How harsh are China’s COVID restrictions? A single infection closed the world’s third-busiest port

August 13, 2021, 11:07 AM UTC

China has partly shuttered the world’s third-busiest port after a single worker tested positive for COVID-19 Wednesday. The Meidong Terminal that closed processes 25% of the cargo that passes through the Ningbo-Zhoushan port.

“Meidong firm immediately stopped all operations and shut down the port area after the COVID-19 test of the staff showed positive,” Jiang Yipeng, deputy general manager of Ningbo-Zhoushan port, told Reuters. According to Xinhua, the shutdown will last until “further notice,” while close contacts of the individual have been quarantined and all staff are tested. Xinhua reports authorities have tested 331 people so far and returned zero positive cases.

The shutdown will further strain global shipping lines, which are still recovering from the partial closure of China’s Yantian port in June following reports of an outbreak of 150 COVID cases in a neighboring city. It took a month for operations at Yantian—the world’s fourth-largest port—to return to normal.

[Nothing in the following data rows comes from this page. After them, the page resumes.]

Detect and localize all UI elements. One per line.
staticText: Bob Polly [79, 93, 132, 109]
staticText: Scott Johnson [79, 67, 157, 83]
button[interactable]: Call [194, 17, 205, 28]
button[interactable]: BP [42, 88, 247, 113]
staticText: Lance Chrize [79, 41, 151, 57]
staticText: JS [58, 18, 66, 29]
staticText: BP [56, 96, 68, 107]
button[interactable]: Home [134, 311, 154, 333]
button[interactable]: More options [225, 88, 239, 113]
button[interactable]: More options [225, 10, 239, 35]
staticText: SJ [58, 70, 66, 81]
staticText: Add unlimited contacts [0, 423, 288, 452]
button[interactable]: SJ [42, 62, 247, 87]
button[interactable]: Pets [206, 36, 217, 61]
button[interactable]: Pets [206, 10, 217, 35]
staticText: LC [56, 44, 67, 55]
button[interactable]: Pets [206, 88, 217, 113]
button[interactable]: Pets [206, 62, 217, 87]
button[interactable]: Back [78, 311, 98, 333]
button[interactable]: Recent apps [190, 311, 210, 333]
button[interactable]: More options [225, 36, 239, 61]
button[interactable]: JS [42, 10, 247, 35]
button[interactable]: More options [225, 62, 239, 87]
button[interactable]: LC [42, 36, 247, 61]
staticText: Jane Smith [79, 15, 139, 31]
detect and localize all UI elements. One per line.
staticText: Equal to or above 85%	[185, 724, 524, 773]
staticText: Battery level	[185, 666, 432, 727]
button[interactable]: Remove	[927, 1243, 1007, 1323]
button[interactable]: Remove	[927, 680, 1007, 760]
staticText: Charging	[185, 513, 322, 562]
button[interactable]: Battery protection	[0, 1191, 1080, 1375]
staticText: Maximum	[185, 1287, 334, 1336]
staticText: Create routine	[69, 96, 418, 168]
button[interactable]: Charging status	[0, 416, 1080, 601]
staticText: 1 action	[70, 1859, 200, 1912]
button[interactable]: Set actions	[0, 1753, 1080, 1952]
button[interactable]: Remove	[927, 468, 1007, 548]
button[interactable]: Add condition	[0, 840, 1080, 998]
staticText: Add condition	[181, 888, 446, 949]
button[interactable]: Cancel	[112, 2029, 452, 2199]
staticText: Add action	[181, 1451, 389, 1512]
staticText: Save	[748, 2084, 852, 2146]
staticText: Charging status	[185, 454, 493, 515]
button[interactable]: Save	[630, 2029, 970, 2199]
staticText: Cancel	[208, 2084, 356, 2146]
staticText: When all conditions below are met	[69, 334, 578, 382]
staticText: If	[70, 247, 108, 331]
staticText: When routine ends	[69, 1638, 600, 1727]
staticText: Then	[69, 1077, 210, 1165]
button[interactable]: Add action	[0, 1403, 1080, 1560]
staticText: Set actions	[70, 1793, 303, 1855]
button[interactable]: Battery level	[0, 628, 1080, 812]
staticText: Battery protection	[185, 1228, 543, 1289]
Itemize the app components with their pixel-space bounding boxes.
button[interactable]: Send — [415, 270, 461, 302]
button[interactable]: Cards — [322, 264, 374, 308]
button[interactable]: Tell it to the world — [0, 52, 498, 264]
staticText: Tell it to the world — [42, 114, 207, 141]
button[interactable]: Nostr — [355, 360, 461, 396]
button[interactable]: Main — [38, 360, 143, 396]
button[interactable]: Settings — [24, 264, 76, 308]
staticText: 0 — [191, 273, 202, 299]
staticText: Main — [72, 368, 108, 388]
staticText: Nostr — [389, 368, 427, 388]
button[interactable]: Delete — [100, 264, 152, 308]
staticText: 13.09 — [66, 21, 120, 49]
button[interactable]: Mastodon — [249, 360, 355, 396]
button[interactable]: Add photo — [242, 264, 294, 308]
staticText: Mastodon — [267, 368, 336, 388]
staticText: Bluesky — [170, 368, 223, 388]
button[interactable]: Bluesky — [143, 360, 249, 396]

According to Reuters, a backlog of 40 container ships were anchored off the coast of Ningbo as of Thursday. Shipping operator CMA CGM said it is rerouting some of its ships to Shanghai, which is about 130 miles north of Ningbo, but Shanghai is already congested.

Ports on China’s east coast, including Ningbo and Shanghai, are still processing a backlog caused by typhoon In-fa in late July. The typhoon depressed container handling 10% across East China ports, according to the China Ports and Harbours Association. The disruptions mounted at the same time as demand from the U.S. increased, with merchants stocking up ahead of holiday sales. Freight costs from China to the U.S. rose to a record $20,000 per 40-foot box last month—a 500% increase on the cost in the same month last year.

Closing an entire terminal for the sake of one COVID case seems heavy-handed but is par for the course for China’s zero-tolerance approach to containing COVID-19. China has survived the pandemic with relatively few outbreaks due to mass testing, instant lockdowns, and closed borders. Yet, for all its precautions, China is currently battling its worst COVID outbreak since the virus emerged in 2019.

China has reported 878 COVID-19 cases in the past two weeks—more than double the total recorded in July. Some 40 cities have reported clusters of the more contagious Delta variant, prompting new lockdowns and citywide COVID-19 testing campaigns.

Last week, authorities ordered all 11.8 million residents of Zhengzhou to undergo mandatory testing, while the city was still recovering from devastating floods that inundated roads and killed over 300 people days earlier.

China has a vaccination rate of around 60%, but some foreign governments have reported Chinese vaccines to have low efficacy against the Delta variant. Analysts say Beijing’s resolute action in suppressing new outbreaks indicates even Beijing doubts the efficacy of China’s homemade vaccines against the Delta variant.

The government has placed particular care in preventing COVID-19 from entering the capital Beijing. In addition to serving as the government’s seat of power in China, Beijing is due to host the Winter Olympics in February next year. Authorities, determined to make the event a success, are planning screening procedures even more stringent than Tokyo deployed during the Summer Olympics this month.

Currently, tourists traveling to the capital from other cities in China are required to present negative COVID tests when entering Beijing and submit to two more weekly tests after arriving. Travel from provinces that have reported COVID outbreaks is strictly forbidden.

On Thursday, the day after a single COVID-19 case was recorded in Ningbo port, local news reported Ningbo airport suspended all flights to the capital citing a “public health incident”—a likely, but unconfirmed, reference to the singular case at the port.